Spy Dept.: Mystery at the Library of Congress

Ellery responded to Inspector Terence Fineberg's invitation with pleasure. Fineberg, in charge of the Central Office, was one of Inspector Queen's ancient beat-buddies, and he used to slip Ellery candy bars. He detested amateur detectives, so the old mink must be desperate.

“Park it,” Inspector Fineberg said, blowing hot and cold. “You know Inspector Pete Santoria of the Narcotics Squad?”

Ellery nodded to the stone-jawed Narcotics man.

“We'll skip the protocol, Ellery,” Fineberg went on, gnashing his dentures. “Calling you in wasn't our idea. The big brass thought this case could use your screwb—your God-given talents.”

“I'm ever at the beck of the law enforcement arm,” Ellery said kindly, “especially when it's grasping at straws. You may fire when ready, Finey.”

“The buck,” Fineberg shouted to Inspector Santoria, “is yours.”

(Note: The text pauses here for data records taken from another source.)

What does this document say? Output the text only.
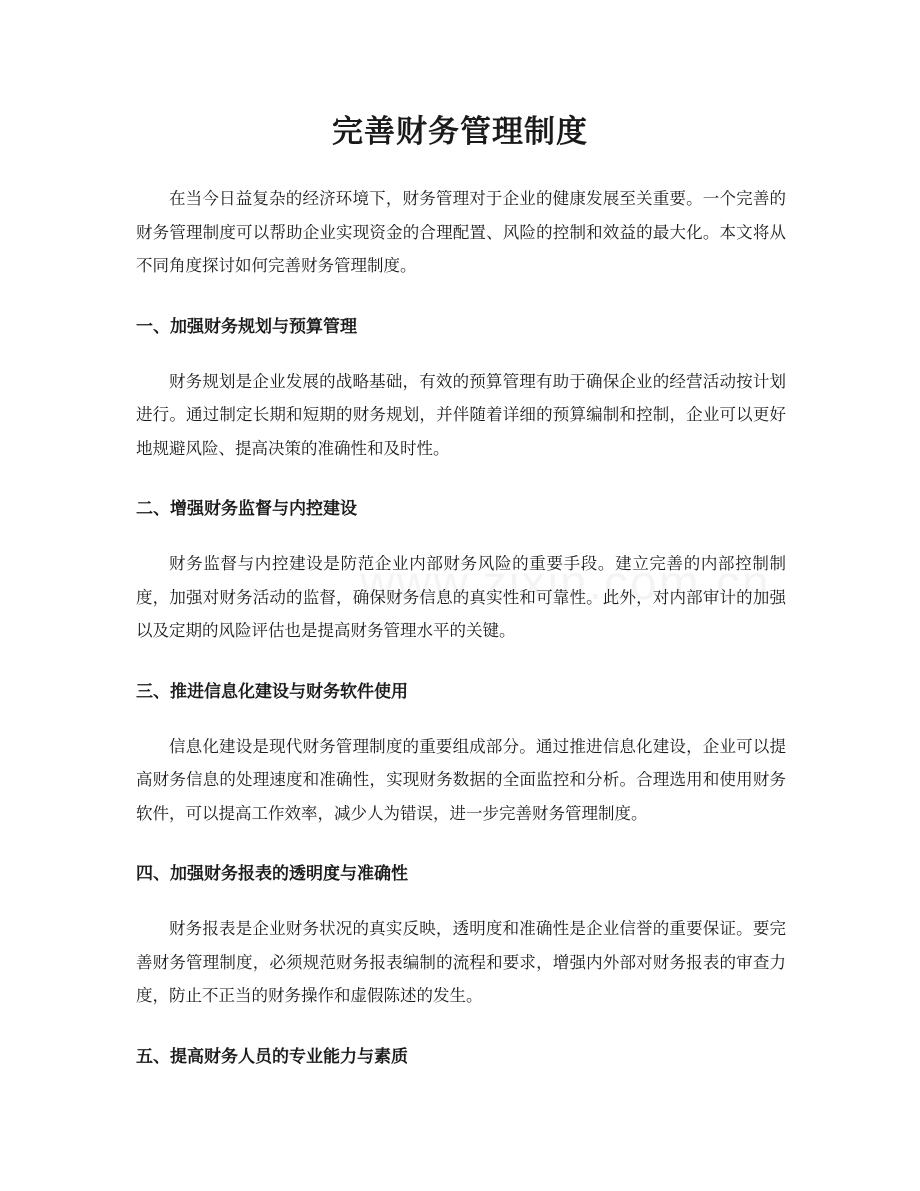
完善财务管理制度

在当今日益复杂的经济环境下，财务管理对于企业的健康发展至关重要。一个完善的财务管理制度可以帮助企业实现资金的合理配置、风险的控制和效益的最大化。本文将从不同角度探讨如何完善财务管理制度。

一、加强财务规划与预算管理

财务规划是企业发展的战略基础，有效的预算管理有助于确保企业的经营活动按计划进行。通过制定长期和短期的财务规划，并伴随着详细的预算编制和控制，企业可以更好地规避风险、提高决策的准确性和及时性。

二、增强财务监督与内控建设

财务监督与内控建设是防范企业内部财务风险的重要手段。建立完善的内部控制制度，加强对财务活动的监督，确保财务信息的真实性和可靠性。此外，对内部审计的加强以及定期的风险评估也是提高财务管理水平的关键。

三、推进信息化建设与财务软件使用

信息化建设是现代财务管理制度的重要组成部分。通过推进信息化建设，企业可以提高财务信息的处理速度和准确性，实现财务数据的全面监控和分析。合理选用和使用财务软件，可以提高工作效率，减少人为错误，进一步完善财务管理制度。

四、加强财务报表的透明度与准确性

财务报表是企业财务状况的真实反映，透明度和准确性是企业信誉的重要保证。要完善财务管理制度，必须规范财务报表编制的流程和要求，增强内外部对财务报表的审查力度，防止不正当的财务操作和虚假陈述的发生。

五、提高财务人员的专业能力与素质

Santoria said in tooth-sucking tones, “We got a line on a new dope ring, Queen. The junk is coming in, we think, from France, and in kilo lots. New York is the distribution depot. None of the lower echelons knows any of the others except the few in immediate contact. We want the big boy on the New York end. That this gang aren't regulars is about all we know for sure.”

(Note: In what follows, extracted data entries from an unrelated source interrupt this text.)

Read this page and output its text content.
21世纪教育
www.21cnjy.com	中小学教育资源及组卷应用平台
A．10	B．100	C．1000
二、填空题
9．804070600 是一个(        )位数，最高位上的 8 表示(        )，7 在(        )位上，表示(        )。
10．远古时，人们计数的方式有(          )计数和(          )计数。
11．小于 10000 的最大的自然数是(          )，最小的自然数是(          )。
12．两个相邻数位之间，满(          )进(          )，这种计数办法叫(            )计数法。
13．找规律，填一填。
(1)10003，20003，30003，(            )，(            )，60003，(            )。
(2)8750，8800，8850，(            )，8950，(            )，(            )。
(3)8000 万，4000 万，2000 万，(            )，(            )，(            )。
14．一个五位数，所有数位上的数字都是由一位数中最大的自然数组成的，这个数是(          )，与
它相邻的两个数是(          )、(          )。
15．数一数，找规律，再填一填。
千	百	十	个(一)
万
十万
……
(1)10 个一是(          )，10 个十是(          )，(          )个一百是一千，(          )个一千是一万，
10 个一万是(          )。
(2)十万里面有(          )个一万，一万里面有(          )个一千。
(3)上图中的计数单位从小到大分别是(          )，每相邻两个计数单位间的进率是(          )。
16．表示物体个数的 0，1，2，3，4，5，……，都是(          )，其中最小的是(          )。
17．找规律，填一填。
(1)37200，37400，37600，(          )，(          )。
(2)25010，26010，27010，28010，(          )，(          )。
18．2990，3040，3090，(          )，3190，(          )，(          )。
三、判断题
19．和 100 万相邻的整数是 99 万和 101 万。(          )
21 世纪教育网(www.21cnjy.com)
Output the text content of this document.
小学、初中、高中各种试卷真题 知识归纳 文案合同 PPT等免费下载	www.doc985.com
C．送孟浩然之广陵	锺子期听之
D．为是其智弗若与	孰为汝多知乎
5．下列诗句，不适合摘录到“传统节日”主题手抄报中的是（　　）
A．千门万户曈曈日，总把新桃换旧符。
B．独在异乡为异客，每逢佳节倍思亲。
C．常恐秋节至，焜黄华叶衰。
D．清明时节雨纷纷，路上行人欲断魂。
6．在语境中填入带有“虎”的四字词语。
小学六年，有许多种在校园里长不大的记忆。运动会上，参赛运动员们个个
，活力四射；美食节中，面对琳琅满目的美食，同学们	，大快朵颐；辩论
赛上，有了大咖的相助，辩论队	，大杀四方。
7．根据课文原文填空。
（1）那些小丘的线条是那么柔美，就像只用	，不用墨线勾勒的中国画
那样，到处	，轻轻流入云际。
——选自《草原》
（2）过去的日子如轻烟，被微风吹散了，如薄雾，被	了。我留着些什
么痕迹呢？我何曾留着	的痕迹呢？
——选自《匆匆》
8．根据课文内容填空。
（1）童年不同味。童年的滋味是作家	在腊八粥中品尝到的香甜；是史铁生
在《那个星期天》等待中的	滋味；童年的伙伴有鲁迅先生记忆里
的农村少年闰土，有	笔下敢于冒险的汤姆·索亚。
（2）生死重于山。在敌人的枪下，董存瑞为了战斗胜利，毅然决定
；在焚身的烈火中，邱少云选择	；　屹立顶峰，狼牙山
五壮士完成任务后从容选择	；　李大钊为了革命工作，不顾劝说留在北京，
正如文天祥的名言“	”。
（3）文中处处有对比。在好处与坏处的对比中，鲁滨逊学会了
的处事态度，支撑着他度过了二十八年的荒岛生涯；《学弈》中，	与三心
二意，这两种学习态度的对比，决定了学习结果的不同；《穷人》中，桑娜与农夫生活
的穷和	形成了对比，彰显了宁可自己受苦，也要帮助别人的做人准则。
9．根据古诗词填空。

“Of course they're no regulars,” the Central Office head grumbled. ‘“Who ever heard of a regular dope-running crumbum who could read?”

“Read?” Ellery came to a point like a bird-dog. “Read what, Finey?”

“Books, for gossakes!”

“Don't tell me we authors are now being blamed for the narcotics traffic, too,” Ellery said coldly. “How do books come into this?”

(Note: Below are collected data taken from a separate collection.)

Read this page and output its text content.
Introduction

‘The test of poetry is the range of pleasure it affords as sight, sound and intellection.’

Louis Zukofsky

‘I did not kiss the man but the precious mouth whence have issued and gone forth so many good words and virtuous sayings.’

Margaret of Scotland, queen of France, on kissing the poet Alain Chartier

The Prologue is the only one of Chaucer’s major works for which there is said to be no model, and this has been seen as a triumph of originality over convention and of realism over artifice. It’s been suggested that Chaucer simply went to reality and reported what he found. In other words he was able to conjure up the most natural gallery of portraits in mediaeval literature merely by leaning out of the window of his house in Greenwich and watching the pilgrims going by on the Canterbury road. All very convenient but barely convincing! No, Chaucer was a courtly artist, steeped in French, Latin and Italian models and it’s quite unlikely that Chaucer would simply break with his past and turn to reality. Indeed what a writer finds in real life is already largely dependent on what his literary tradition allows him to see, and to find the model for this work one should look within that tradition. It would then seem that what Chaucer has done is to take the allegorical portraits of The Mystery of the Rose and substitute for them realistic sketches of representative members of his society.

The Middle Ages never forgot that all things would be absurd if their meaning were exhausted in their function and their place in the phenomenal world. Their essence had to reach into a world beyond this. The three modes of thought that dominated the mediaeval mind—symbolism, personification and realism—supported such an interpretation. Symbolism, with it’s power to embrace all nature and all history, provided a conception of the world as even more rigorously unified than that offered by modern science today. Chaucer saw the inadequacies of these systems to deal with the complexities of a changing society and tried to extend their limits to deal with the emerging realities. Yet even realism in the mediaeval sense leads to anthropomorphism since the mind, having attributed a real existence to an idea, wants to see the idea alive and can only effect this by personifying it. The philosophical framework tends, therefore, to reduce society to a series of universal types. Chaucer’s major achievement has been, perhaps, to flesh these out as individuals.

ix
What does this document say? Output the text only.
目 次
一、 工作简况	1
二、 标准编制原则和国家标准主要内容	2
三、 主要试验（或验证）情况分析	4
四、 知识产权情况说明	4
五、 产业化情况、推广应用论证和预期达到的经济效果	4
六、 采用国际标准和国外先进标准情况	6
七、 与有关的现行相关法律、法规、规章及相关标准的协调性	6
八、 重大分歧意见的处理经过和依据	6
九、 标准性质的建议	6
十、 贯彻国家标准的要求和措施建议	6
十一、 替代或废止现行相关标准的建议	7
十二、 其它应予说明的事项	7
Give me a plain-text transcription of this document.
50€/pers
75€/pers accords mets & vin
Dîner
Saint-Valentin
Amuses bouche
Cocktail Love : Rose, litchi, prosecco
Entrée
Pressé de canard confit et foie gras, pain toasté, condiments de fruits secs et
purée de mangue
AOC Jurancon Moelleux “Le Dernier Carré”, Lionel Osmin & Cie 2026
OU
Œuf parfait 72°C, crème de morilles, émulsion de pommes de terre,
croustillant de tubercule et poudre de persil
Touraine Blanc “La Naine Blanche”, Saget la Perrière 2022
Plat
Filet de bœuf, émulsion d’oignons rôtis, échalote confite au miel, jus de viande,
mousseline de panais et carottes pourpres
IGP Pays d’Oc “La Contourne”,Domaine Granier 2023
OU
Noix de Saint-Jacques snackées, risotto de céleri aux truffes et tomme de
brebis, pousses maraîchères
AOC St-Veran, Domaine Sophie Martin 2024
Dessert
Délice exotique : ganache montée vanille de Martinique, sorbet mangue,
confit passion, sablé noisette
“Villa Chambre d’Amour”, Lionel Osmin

“Using 'em as a code!” Terence Fineberg implored the ceiling to witness. “An information-passing operation is going on down in Washington that's an intermediate step between shipment and delivery. The Federal Bureau of Narcotics got on the trail of the D.C. members of the ring—two of 'em, anyway—and they're both being watched.”

“One of the two,” Inspector Santoria took it up, “is a colorless little shnook named Balcom who works for a Washington travel agency. He used to be a high school English teacher. The other—a girl named Norma Shuffing—is employed at the Library of Congress.”

“The Library's being used as the contact rendezvous?”

“Yes. Balcom's job is to pass along the information as to when, where, and how a new shipment is coming into New York. The contact to whom he has to pass the information is identified for Balcom by the Shuffing girl. They play it cool—a different contact is used every time.”

Ellery shrugged. “All you have to do is spot one as the Shuffing girl points him out to Balcom—”

“Yes, sir, Mr. Queen,” the Narcotics chief said, sounding like the Witch in
Hansel and Gretel
. “Want a go at it?”

“Just what takes place?” Ellery asked intently.

Inspector Fineberg's glance quelled Santoria. “Balcom visits the Library only when the girl is on duty—she works out of the main desk filling call slips and bringing the books onto the floor. Balcom takes either Desk One Forty-seven or, if that's occupied, the nearest one that's vacant. When Shuffing spies him she brings him some books conforming to slips filled out by her in advance. It's the titles of the books that tip him off—she never communicates with him in any other way.”